Todo un épateur, este Gombrowicz.
No contento con sus escarceos vanguardistas de Ferdydurke (1937), su obra maestra, ni con sus reiteradas provocaciones a la cultura hegemónica, el autor de Cosmos (1965) juega ahora a emular a aquellos viejos maestros del folletín que se saltaron a la torera la división de géneros con tal de esclavizar al lector: "Inagotable es el arte de combinar estilos, pero se reduce en el fondo a seducir a un hombre tras otro", anota en su Diario (1995). Su taimería es asombrosa. Concluye cada episodio con un párrafo que deja ansioso al lector hasta el episodio siguiente, construyendo la intriga en un ambiente fantástico que continúa el de muchos de sus relatos reunidos en Memorias de una época de inmadurez (1933). Los hechizados espera aún una versión cinematográfica de Polanski, seguramente el único que traduciría de forma exacta no tanto el goticismo de la narración -castillos, espiritistas, amores turbios y apariciones que habitan también el universo del realizador polaco- cuanto esa 'cultura del exceso, de lo pintoresco, del espíritu irónico y antirrealista' que, con más razón que un santo, encuentra Kundera (Los testamentos traicionados, Tusquets, 1994) en la obra de Gombrowicz, como en la de otros grandes del modernismo europeo, Kafka o Musil.
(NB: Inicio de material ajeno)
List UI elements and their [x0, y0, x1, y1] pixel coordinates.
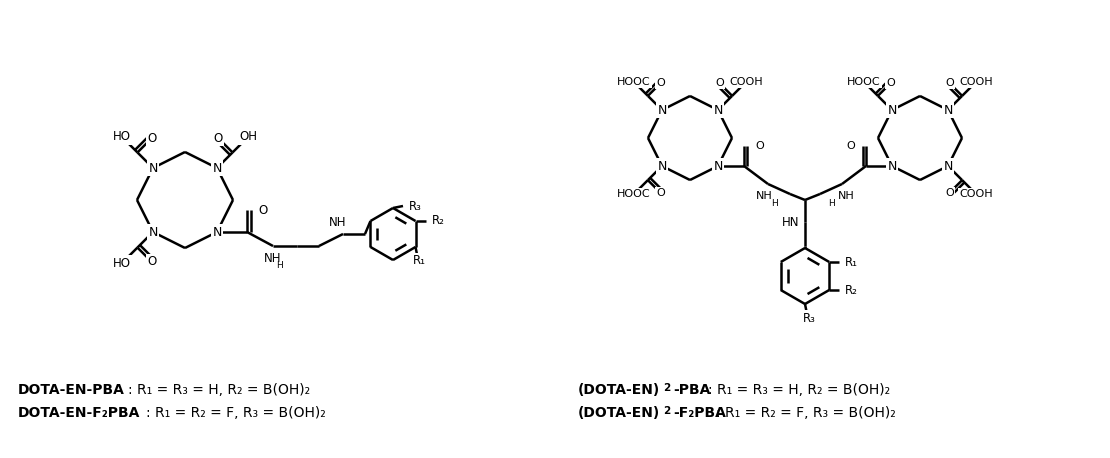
Text: N: N	[887, 104, 897, 116]
Text: HO: HO	[113, 131, 131, 143]
Text: HOOC: HOOC	[617, 189, 650, 199]
Text: : R₁ = R₃ = H, R₂ = B(OH)₂: : R₁ = R₃ = H, R₂ = B(OH)₂	[128, 383, 310, 397]
Text: H: H	[771, 200, 778, 208]
Text: OH: OH	[239, 131, 258, 143]
Text: HO: HO	[113, 256, 131, 270]
Text: COOH: COOH	[959, 189, 993, 199]
Text: O: O	[147, 255, 157, 268]
Text: N: N	[149, 225, 158, 239]
Text: R₂: R₂	[845, 284, 858, 296]
Text: NH: NH	[264, 251, 282, 265]
Text: HOOC: HOOC	[847, 77, 880, 87]
Text: O: O	[656, 78, 665, 88]
Text: O: O	[846, 141, 855, 151]
Text: (DOTA-EN): (DOTA-EN)	[578, 406, 660, 420]
Text: N: N	[714, 104, 723, 116]
Text: R₃: R₃	[408, 200, 422, 213]
Text: N: N	[212, 225, 222, 239]
Text: N: N	[657, 159, 667, 173]
Text: N: N	[944, 104, 952, 116]
Text: N: N	[887, 159, 897, 173]
Text: H: H	[276, 262, 283, 271]
Text: O: O	[945, 78, 953, 88]
Text: 2: 2	[663, 383, 670, 393]
Text: HOOC: HOOC	[617, 77, 650, 87]
Text: -PBA: -PBA	[673, 383, 710, 397]
Text: : R₁ = R₂ = F, R₃ = B(OH)₂: : R₁ = R₂ = F, R₃ = B(OH)₂	[716, 406, 896, 420]
Text: R₁: R₁	[845, 256, 858, 268]
Text: O: O	[258, 203, 268, 217]
Text: O: O	[945, 188, 953, 198]
Text: N: N	[944, 159, 952, 173]
Text: -F₂PBA: -F₂PBA	[673, 406, 726, 420]
Text: R₁: R₁	[413, 255, 426, 267]
Text: (DOTA-EN): (DOTA-EN)	[578, 383, 660, 397]
Text: O: O	[214, 132, 223, 145]
Text: O: O	[755, 141, 764, 151]
Text: : R₁ = R₃ = H, R₂ = B(OH)₂: : R₁ = R₃ = H, R₂ = B(OH)₂	[708, 383, 890, 397]
Text: N: N	[212, 162, 222, 174]
Text: O: O	[715, 78, 724, 88]
Text: H: H	[828, 200, 835, 208]
Text: R₃: R₃	[803, 311, 816, 325]
Text: N: N	[657, 104, 667, 116]
Text: O: O	[886, 78, 895, 88]
Text: O: O	[147, 132, 157, 145]
Text: DOTA-EN-F₂PBA: DOTA-EN-F₂PBA	[18, 406, 140, 420]
Text: HN: HN	[783, 216, 799, 229]
Text: NH: NH	[756, 191, 773, 201]
Text: R₂: R₂	[432, 214, 444, 228]
Text: COOH: COOH	[959, 77, 993, 87]
Text: O: O	[656, 188, 665, 198]
Text: 2: 2	[663, 406, 670, 416]
Text: COOH: COOH	[729, 77, 763, 87]
Text: : R₁ = R₂ = F, R₃ = B(OH)₂: : R₁ = R₂ = F, R₃ = B(OH)₂	[147, 406, 325, 420]
Text: NH: NH	[330, 216, 346, 229]
Text: N: N	[149, 162, 158, 174]
Text: N: N	[714, 159, 723, 173]
Text: NH: NH	[838, 191, 855, 201]
Text: DOTA-EN-PBA: DOTA-EN-PBA	[18, 383, 124, 397]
Con inequívoca voluntad de defensa e ilustración de la literatura de género (léase, si no, en Gombrowicz. Moi et mon double, Gallimard, 1996, página 1.213, la pregunta que se formula el autor: "¿La historia de la literatura...? De acuerdo. Pero ¿por qué sólo de la buena?"), de hacerle un sitio a la cultura popular entre la élite artística, prefigurando algunas actitudes de la literatura posmoderna, Gombrowicz, aquel polaco genial, trasterrado y universal, pergeñó Los hechizados como un fabricante diseña su producto en el laboratorio, dispuesto a que satisfaga a propios y extraños e inunde el mercado. Fue un feliz y disparatado experimento para la (pre)historia del best seller. La broma de un excéntrico contumaz. Y una lección de narrativa, de manejo de la trama, del tiempo del relato. Y una ocasión sin igual para perderle el respeto al maestro Gombrowicz, digámoslo con la misma sorna que él empleó, y asomarse a su poderosa obra desde la ventana de este espléndido y grotesco divertimento, cuya autoría Gombrowicz -travieso o arrepentido- tardó nada menos que treinta años en reconocer.